From the Front Lines to Peaceful Isolation


The coronavirus pandemic makes me think of the Great Blizzard of 1978.  With this pandemic, my husband Tom and I are doing our part by maintaining a strict isolation.  We are staying at home, as far from the problem as possible, so that those on the front lines – the people who work in health care – are not hindered by us.

With the Great Blizzard, I was much closer to the front lines.  Although my employer, The Ohio State University, shut down and cancelled classes for the first time in its history, the Student Health Center (along with the university hospitals) was the exception.  We, the health center employees, were told to report to work because an outbreak of influenza had begun on campus, and sick students were coming to the center in spite of the horrible wintry weather.  I was a student as well, working to put myself through college.

The worst of the storm in Columbus happened overnight, as I recall.  My neighbors and I woke up to about another foot of snow on the ground, on top of the two feet that were already there before the storm.  Because of the fierce winds through the night, the snow drifted mightily, making some front doors impossible to open.  Some areas were hit by winds of 69 to 89 miles per hour, with gusts up to 100mph.  Wind chill had reached -60 degrees F.

My home in January 1977, a year before the Great Blizzard.West Second Avenue, Victorian Village, Columbus.


In the early morning, no cars were on the road.  No buses were running.  Bicycling was impossible.  I dressed warmly, pulled on my boots, and left the house.  I steeled myself to the thought that I had to walk 1.5 miles in deep snow and bitter cold to get to work!

After slogging through the first half mile up Neil Avenue, I heard a noise behind me.  I turned to see a car with chains on its tires, moving slowly and steadily up the snowy avenue.  The driver stopped, rolled down his window, and asked if I needed a ride.  I could not believe my luck!

He was a medical student who had to report to work at the hospitals.  He drove me as close as he could get to the Student Health Center.  I thanked him, and wished him the best.  Then he turned his car toward the hospitals, and I walked the last quarter mile across a pedestrian-only part of campus to the health center.  I never knew his name, but I will never forget him.

In those days long before desktop computers and digital records, each sick student had to stop first at the medical records department, where I worked at a counter and took their intake information.  Then I found the student’s medical record and sent it via pneumatic tube up to the clinic area.

We did not wear masks or gloves.  Fortunately, I did not catch the flu.  The entire outbreak was not as severe as the public health experts on campus had predicted.  That was probably due to the Great Blizzard, which inflicted some social distancing and isolation on everyone.

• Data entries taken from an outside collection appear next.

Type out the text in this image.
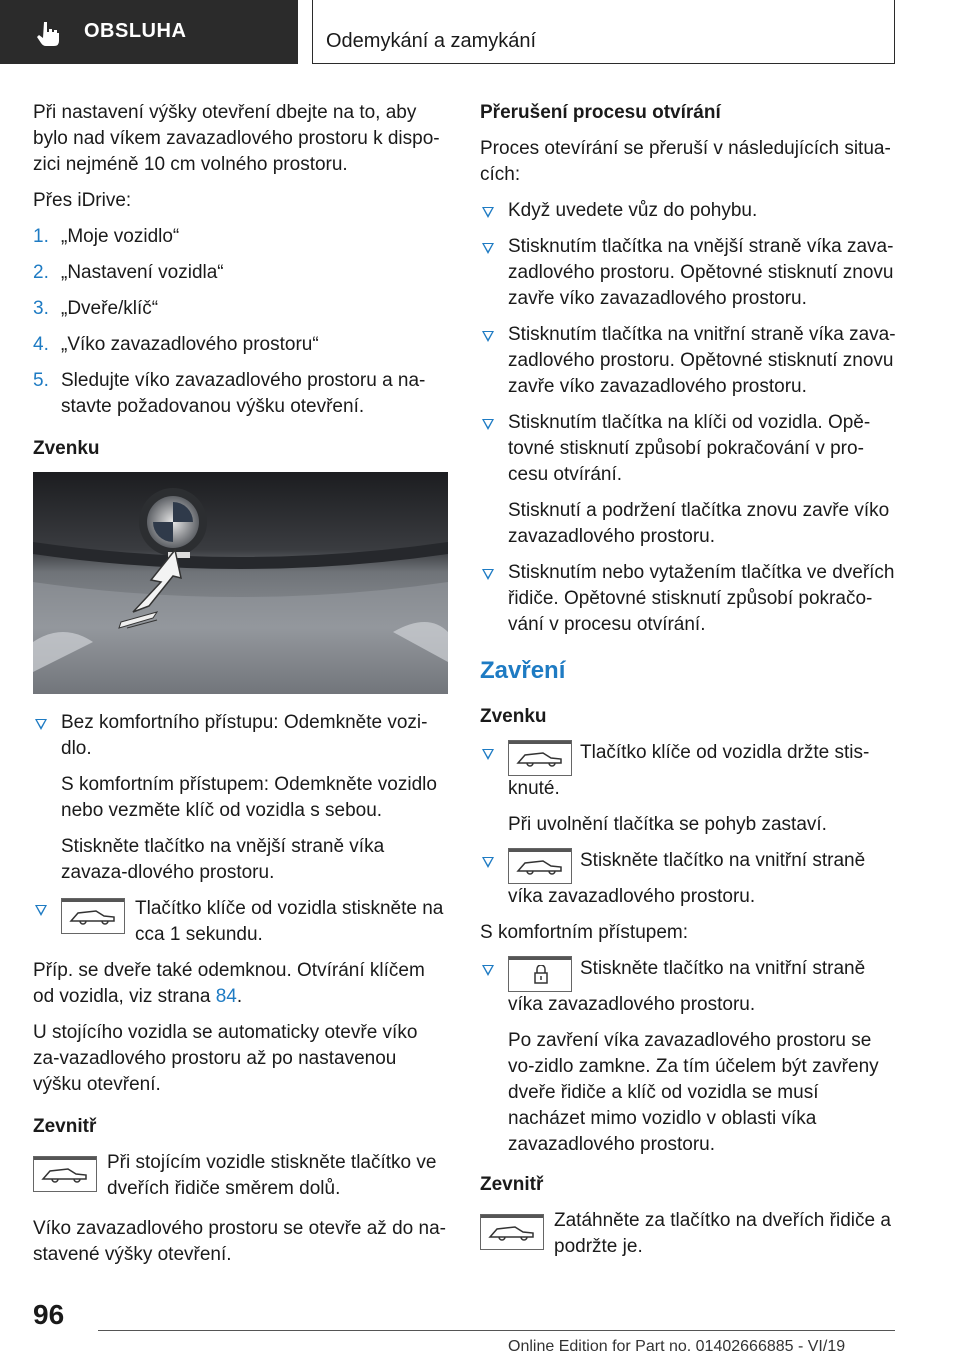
OBSLUHA	Odemykání a zamykání

Při nastavení výšky otevření dbejte na to, aby bylo nad víkem zavazadlového prostoru k dispo-zici nejméně 10 cm volného prostoru.

Přes iDrive:

1. „Moje vozidlo“
2. „Nastavení vozidla“
3. „Dveře/klíč“
4. „Víko zavazadlového prostoru“
5. Sledujte víko zavazadlového prostoru a na-stavte požadovanou výšku otevření.
Zvenku

Bez komfortního přístupu: Odemkněte vozi-dlo.

S komfortním přístupem: Odemkněte vozidlo nebo vezměte klíč od vozidla s sebou.

Stiskněte tlačítko na vnější straně víka zavaza-dlového prostoru.

Tlačítko klíče od vozidla stiskněte na cca 1 sekundu.

Příp. se dveře také odemknou. Otvírání klíčem od vozidla, viz strana 84.

U stojícího vozidla se automaticky otevře víko za-vazadlového prostoru až po nastavenou výšku otevření.

Zevnitř

Při stojícím vozidle stiskněte tlačítko ve dveřích řidiče směrem dolů.

Víko zavazadlového prostoru se otevře až do na-stavené výšky otevření.

Přerušení procesu otvírání

Proces otevírání se přeruší v následujících situa-cích:

Když uvedete vůz do pohybu.

Stisknutím tlačítka na vnější straně víka zava-zadlového prostoru. Opětovné stisknutí znovu zavře víko zavazadlového prostoru.

Stisknutím tlačítka na vnitřní straně víka zava-zadlového prostoru. Opětovné stisknutí znovu zavře víko zavazadlového prostoru.

Stisknutím tlačítka na klíči od vozidla. Opě-tovné stisknutí způsobí pokračování v pro-cesu otvírání.

Stisknutí a podržení tlačítka znovu zavře víko zavazadlového prostoru.

Stisknutím nebo vytažením tlačítka ve dveřích řidiče. Opětovné stisknutí způsobí pokračo-vání v procesu otvírání.

Zavření
Zvenku

Tlačítko klíče od vozidla držte stis-knuté.

Při uvolnění tlačítka se pohyb zastaví.

Stiskněte tlačítko na vnitřní straně víka zavazadlového prostoru.

S komfortním přístupem:

Stiskněte tlačítko na vnitřní straně víka zavazadlového prostoru.

Po zavření víka zavazadlového prostoru se vo-zidlo zamkne. Za tím účelem být zavřeny dveře řidiče a klíč od vozidla se musí nacházet mimo vozidlo v oblasti víka zavazadlového prostoru.

Zevnitř

Zatáhněte za tlačítko na dveřích řidiče a podržte je.

96
Online Edition for Part no. 01402666885 - VI/19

Now during this pandemic, I think of my niece who is a doctor in Boston, my stepson who is a nurse who runs a nursing home in Louisville, and my cousin who is a nurse in nursing informatics at a hospital in Concord, New Hampshire.  I think of all the nurses and doctors who did an amazing job keeping Tom alive at Lee Memorial Hospital in Fort Myers when he had viral pneumonia in the winter of 2015/2016.  All their lives are greatly affected in this pandemic, in a way that is so chaotic and different from the way our lives are affected.  The contrast is striking.

I don’t ever want to have to see Tom in an ICU bed again, but if he needs one, I want one to be there for him.  My job, and his, is to make sure he will not need that ICU bed.  That’s what we can do to help those on the front line now.  We stay home, stay healthy, and have groceries delivered.